Ma in questo caso lo devo iscrivere tra le immobilizzazioni? 
E come documento originario quale documento uso? Posso non averlo? 
Grazie anticipate per poter partecipare alla discussione

----------


## danilo sciuto

> Buonpomeriggio, ho seguito con attenzione tutta la discussione e credo di aver capito bene.
> Avendo un autoveicolo personale e utilizzandolo anche per l'azienda possiamo portare in deduzione le quote e i costi per manutenzione, carburanti ecc. 
> Ma in questo caso lo devo iscrivere tra le immobilizzazioni? 
> E come documento originario quale documento uso? Posso non averlo? 
> Grazie anticipate per poter partecipare alla discussione

    
Si tratta di ditta individuale, giusto ?
Sì, lo devi iscrivere tra le immobilizzazioni. 
Serve la fattura che è stata emessa dalla concessionaria.

----------


## Nico73

Se l'auto è per esempio di 4 anni fa, che valore iscrivo tra le immobilizzazioni?
E se non ho più la fattura emessa dalla concessionaria?
Grazie.

----------


## danilo sciuto

> Se l'auto è per esempio di 4 anni fa, che valore iscrivo tra le immobilizzazioni?

  Il valore normale.    

> E se non ho più la fattura emessa dalla concessionaria?
> Grazie.

  Il foglio di proprietà ?

----------


## vdlpn

il primo di febbraio ho aperto la posizione IVA come impresa individuale come:
SERVIZI DI PROGETTAZIONE TECNICA E LOGISTICA e
SERVIZI DI MARKETING E SVILUPPO COMMERCIALE, DISEGNO TECNICO 
avrei intenzione di intestare alla Ditta le due autovetture che sto acquistando, entrambe per uso promiscuo, una più grossa da 24mila euro +IVA per le trasferte a lungo raggio, un' utilitaria d' occasione da 10mila euro +IVA per l' uso locale.

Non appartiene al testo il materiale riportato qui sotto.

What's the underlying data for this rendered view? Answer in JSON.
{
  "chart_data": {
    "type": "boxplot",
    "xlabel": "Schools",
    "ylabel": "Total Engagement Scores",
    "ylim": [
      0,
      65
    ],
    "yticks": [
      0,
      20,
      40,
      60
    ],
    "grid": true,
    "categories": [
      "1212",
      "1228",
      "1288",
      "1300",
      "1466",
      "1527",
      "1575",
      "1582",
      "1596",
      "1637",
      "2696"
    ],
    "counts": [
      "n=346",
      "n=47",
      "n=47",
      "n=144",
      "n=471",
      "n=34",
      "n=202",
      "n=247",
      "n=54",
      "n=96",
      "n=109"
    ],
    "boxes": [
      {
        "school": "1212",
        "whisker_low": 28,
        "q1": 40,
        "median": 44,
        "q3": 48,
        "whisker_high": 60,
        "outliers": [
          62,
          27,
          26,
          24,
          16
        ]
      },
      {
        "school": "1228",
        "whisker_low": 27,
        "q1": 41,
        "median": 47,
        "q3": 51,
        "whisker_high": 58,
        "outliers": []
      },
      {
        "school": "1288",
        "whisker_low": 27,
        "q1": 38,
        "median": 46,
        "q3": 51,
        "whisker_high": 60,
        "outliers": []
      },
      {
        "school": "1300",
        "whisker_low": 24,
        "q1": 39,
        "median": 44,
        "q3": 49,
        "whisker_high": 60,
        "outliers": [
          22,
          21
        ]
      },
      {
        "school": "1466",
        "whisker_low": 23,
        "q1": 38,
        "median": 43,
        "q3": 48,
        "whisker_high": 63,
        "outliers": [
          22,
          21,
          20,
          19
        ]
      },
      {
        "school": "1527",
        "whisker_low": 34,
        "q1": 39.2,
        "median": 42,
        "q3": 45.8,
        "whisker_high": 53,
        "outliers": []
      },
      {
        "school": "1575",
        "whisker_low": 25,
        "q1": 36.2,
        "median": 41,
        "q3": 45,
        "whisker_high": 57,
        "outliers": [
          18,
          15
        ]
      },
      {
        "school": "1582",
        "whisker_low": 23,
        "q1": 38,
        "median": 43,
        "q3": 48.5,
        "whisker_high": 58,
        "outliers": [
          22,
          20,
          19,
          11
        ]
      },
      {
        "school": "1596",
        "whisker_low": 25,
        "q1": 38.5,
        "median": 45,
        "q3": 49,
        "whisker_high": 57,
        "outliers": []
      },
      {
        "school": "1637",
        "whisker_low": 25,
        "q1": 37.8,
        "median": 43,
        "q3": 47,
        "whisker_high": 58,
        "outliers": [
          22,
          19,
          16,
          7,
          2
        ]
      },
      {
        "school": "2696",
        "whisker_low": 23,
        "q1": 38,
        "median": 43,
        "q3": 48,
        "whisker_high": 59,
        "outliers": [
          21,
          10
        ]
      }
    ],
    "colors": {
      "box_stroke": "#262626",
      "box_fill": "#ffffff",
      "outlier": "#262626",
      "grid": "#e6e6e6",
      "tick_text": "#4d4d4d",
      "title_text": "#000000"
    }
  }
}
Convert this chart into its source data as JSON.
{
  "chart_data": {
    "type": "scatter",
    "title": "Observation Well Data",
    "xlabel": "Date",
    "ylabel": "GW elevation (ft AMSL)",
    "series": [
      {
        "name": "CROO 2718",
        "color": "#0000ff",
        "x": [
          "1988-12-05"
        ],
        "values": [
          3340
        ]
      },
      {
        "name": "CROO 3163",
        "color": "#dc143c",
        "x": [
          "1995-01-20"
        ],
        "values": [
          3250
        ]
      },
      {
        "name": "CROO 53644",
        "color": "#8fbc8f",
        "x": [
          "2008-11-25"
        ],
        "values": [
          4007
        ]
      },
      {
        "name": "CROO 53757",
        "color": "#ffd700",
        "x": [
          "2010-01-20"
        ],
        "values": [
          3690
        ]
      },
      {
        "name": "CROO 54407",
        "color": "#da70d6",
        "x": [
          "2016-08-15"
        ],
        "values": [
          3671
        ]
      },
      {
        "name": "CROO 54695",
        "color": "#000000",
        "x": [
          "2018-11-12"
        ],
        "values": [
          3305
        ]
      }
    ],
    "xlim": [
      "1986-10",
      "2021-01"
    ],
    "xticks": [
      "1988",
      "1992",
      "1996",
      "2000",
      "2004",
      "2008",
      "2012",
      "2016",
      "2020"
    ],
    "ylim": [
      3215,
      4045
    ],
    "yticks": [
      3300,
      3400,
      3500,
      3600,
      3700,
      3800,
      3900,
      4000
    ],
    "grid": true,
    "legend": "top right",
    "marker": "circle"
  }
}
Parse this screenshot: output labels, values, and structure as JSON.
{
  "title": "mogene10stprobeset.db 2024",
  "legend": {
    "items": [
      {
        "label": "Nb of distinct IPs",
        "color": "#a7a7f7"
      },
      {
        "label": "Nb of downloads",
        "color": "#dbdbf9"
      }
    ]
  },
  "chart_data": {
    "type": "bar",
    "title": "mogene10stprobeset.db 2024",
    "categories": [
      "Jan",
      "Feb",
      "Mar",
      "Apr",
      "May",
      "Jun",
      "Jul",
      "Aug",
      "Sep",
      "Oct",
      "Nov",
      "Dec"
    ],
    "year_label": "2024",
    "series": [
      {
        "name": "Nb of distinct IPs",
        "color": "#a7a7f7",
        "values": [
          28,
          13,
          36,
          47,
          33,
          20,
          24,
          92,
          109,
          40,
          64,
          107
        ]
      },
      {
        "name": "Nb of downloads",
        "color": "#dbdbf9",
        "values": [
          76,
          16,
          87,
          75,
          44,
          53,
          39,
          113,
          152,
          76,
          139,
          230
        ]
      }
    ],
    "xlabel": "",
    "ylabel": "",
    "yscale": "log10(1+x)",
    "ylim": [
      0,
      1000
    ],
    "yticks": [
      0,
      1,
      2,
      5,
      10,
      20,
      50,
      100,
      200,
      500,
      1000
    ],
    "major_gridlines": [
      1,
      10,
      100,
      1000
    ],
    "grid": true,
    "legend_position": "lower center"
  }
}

L' obiettivo è quello di ridurre i consumi perchè, per esperienza diretta, l' auto diesel da 2 litri con cambio automatico che uso attualmente consuma 7 lt per 100 km in percorso extraurbano contro 10 in area urbana. 
Una delle due verrebbe naturalmente usata dalla mia famiglia a seconda di quale sto usando io per lavoro. 
Terrei un registro dove annoto ogni giorno quale auto utilizzo per lavoro e dove vado. Di conseguenza, in caso di accertamento si potrà effettivamente ricostruire l' uso effettivo per l' attività anche perchè vi sarà corrispondenza con i giustificativi del telepass, distributori, alberghi, ristoranti.
Ritengo verosimilmente che apparirà un uso dei mezzi per lavoro decisamente superiore al 40%. 
Per stare dalla parte della ragione, io intenderei dedurre quanto previsto e prescritto dal Legislatore, ovvero:
il 40% del massimo ammortamento deducibile (18.075,99) dell' auto più grossa,
il 40% dei costi di gestione e manutenzione delle due auto,
il 50% dell' IVA delle due auto (semprechè non vi sia anche per l' IVA il limite di deduzione di 18.075,99x0,2=3615,20). 
Mi farebbe piacere leggere un Vostro punto di vista in merito per il quale ringrazio anticipatamente. 
Vittorio D' Incà Levis - Pordenone

----------


## seta

> il primo di febbraio ho aperto la posizione IVA come impresa individuale come:
> SERVIZI DI PROGETTAZIONE TECNICA E LOGISTICA e
> SERVIZI DI MARKETING E SVILUPPO COMMERCIALE, DISEGNO TECNICO

  Libero professionista? 
P.S. Sono di PN anch'io. ;-)

----------


## vdlpn

> Libero professionista? 
> P.S. Sono di PN anch'io. ;-)

  no. Ditta Individuale iscritto in CCIA come Commerciante.
Incontriamoci quando vuoi.

----------


## seta

> no. Ditta Individuale iscritto in CCIA come Commerciante.
> Incontriamoci quando vuoi.

  Ti ho mandato un PM. 
Ciao  :Smile:

----------


## vdlpn

Mi ricollego al post di Febbraio. 
Ricordo che il tema è : intestare alla mia Ditta individuale due automezzi entrambi per uso promiscuo, con l' intento di :
- ottimizzare i consumi; 
- avere un mezzo pronto in caso di avaria senza dover ricorrere al noleggio a breve termine, se non erro anch' esso soggetto ad indetraibilità del 60%;
- consentire un reale uso promiscuo perchè, se avessi una sola auto, quando sono via tutto il giorno per lavoro, la mia famiglia sarebbe a piedi, venendo meno quindi il motivo per il quale vengo tassato per l' uso privato del 60%  
Ho intestato alla Ditta l' utilitaria ed ora mi accingerei ad acquistare quella più grande ma sono ancora titubante perchè non sono riuscito a trovare casi e/o  opinioni di Professionisti in merito a questo tema. 
Nel frattempo sto facendo fare al mio Commercialista una simulazione sull' impatto del possesso di due autoveicoli sugli studi di settore. 
Ringrazio anticipatamente chi volesse pubblicare un proprio punto di vista in merito.

----------


## FABIOESP

Salve, potrei chiedere se è possibile effettuare passaggio auto da ditta individuale a se stesso persona fisica per evitare costi di passaggi di proprietà?
La ditta individuale ha acquistato una nuova autovettura ma la vecchia non la usa più.

----------